Our researchers are helping us understand more about the sensory input robots need to reliably move around. The result of this work? Less data processing and hardware needed on projects, leading to cost efficiencies and more equitable access to these emerging technologies.
Robot skins, touch and dexterity
Robots are powerful and precise. But ultimately, we also need them to handle objects with humanlike levels of sensitivity and dexterity.
Under the ARIA Robot Dexterity programme, UCL Computer Science are developing solutions like MagTecSkin – a novel, stretchable electronic skin that gives robots a three-dimensional sense of touch using magnetic technology. With these enhanced tactile capabilities, we can build robots that can tackle a much wider range of difficult, delicate and demanding tasks.
Robotic safety evaluation and assessment
Next-generation robotics need to be built in a safe, ethical and sustainable way. Our work with a broad mix of policy makers, industry partners and academic institutions, helps ensure our robots meet the safety requirements of the heavily regulated industries (like healthcare and transportation) they serve.
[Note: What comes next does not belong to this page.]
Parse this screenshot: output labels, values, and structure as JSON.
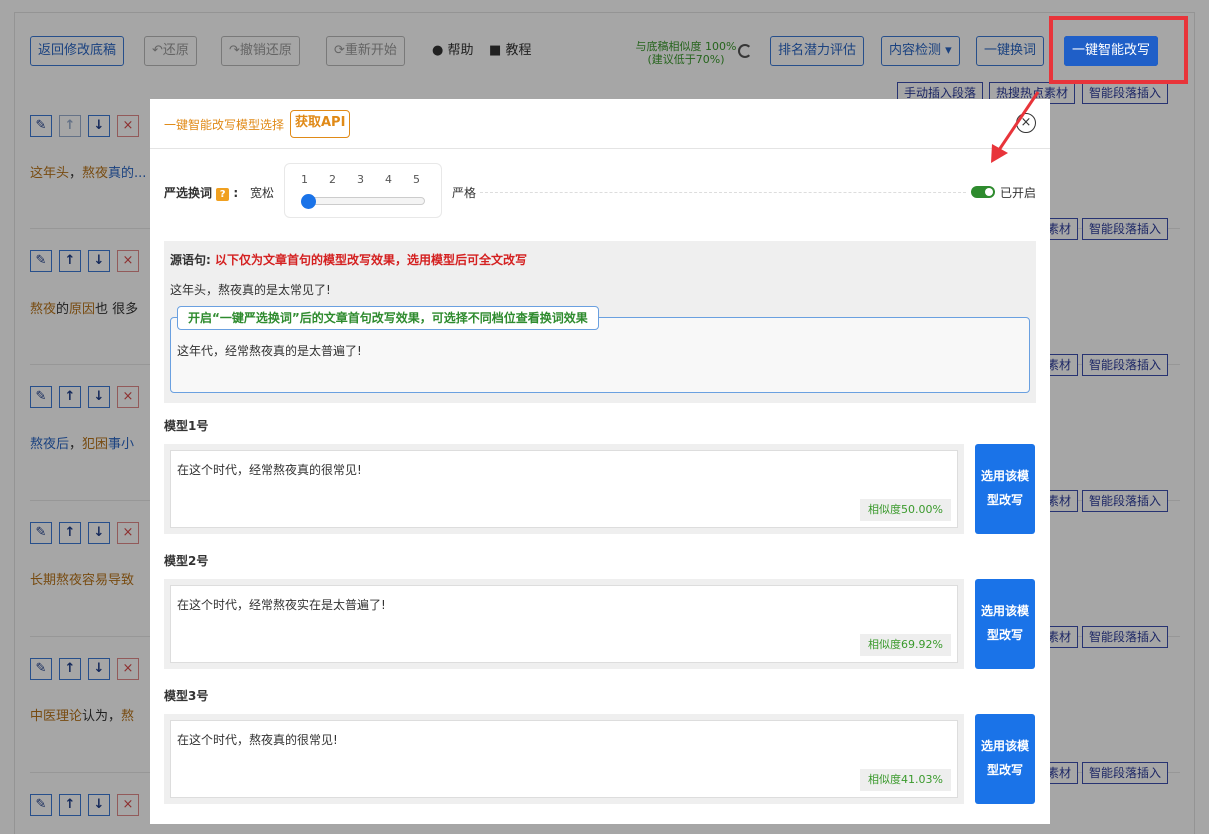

UCL-partnered initiatives like the IDEAL Robotics Colloquium are key to these efforts, producing the consensus and frameworks needed to evaluate the potential introduction and consequences of robots to surgical procedures and settings.
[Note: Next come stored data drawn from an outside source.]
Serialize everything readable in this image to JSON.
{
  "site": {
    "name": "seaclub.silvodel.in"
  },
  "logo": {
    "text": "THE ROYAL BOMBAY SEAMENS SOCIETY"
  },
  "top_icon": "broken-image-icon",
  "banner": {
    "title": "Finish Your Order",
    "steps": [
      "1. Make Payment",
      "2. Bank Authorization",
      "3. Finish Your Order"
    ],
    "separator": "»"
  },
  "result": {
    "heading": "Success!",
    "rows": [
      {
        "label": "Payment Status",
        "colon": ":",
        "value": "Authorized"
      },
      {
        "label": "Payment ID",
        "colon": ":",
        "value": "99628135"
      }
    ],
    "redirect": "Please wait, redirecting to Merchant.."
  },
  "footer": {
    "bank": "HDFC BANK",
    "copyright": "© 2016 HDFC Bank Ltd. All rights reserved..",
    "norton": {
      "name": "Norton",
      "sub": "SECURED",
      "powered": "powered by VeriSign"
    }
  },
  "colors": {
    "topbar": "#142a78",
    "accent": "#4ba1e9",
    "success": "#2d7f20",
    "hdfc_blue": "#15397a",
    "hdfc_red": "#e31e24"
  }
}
Elsewhere, the Global Disability Innovation Hub is overseeing the data and evidence cluster, drawn from engagement with 34 million people in 61 countries, to shape recommendations for assistive technology investment.
What’s coming next?
These projects are laying the foundations for technologies that will ultimately change many aspects of our lives. Robotics is already extending the reach and abilities of humans, enabling us to perform complex and dangerous physical tasks with consistency and precision.
Embodied AI will soon allow the artificial intelligences our society will increasingly rely upon to sense, experience and understand the physical world as we do – keeping human experience at the core of future technologies.
Through our research, our programmes and our partnerships, UCL Computer Science is already helping to power that progress.